The researchers found that eight per cent of patients died or were hospitalised within 14 days of testing positive for Covid during the fourth Omicron wave, compared to 16.5 per cent in the first three Covid waves, reports the New York Post.
"In the Omicron-driven wave, severe COVID-19 outcomes were reduced mostly due to protection conferred by prior infection and/or vaccination, but intrinsically reduced virulence may account for an approximately 25 per cent reduced risk of severe hospitalisation or death compared to Delta," researchers noted.
The number of confirmed Covid-19 cases in Africa reached 10,245,090 cases, the Africa Centers for Disease Control and Prevention (Africa CDC) has said.
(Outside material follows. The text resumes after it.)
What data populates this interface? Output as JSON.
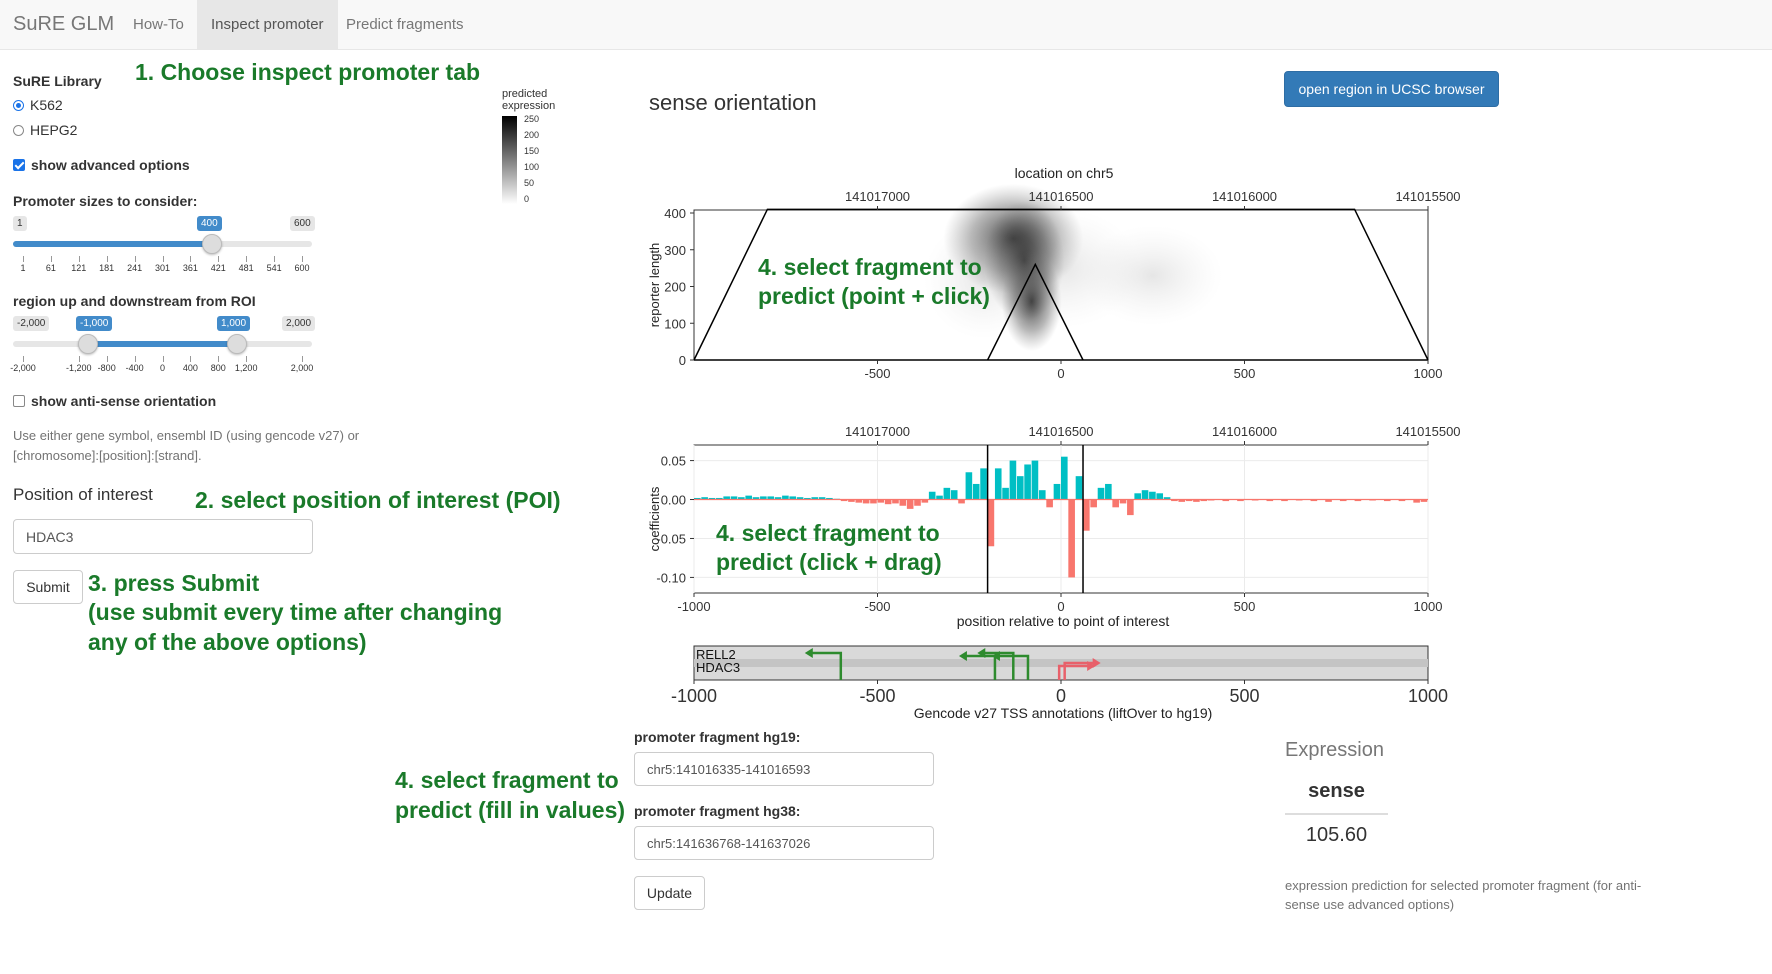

South Africa, Morocco, Tunisia and Ethiopia are among the countries with the most cases on the continent, said Africa CDC.
According to the US' top infectious disease expert Anthony Fauci, data from several countries on the Omicron severity show that even though the variant is highly transmissible, it causes less disease than the previously Delta strain which was much more lethal.
Citing data from South Africa, Fauci said that Omicron is less severe in terms of hospital admissions, oxygen necessity, severe disease, and death, than both Beta and Delta variants.
Three studies from the UK -- the UK Security Agency, the University of Edinburgh at Scotland, and Imperial College -- show that in various parameters of disease severity, Omicron appears to be less than Delta.
Studies from Canada also show that the risk of hospitalisation or death was 65 per cent lower among Omicron compared to Delta, and the risk of intensive care was 83 per cent.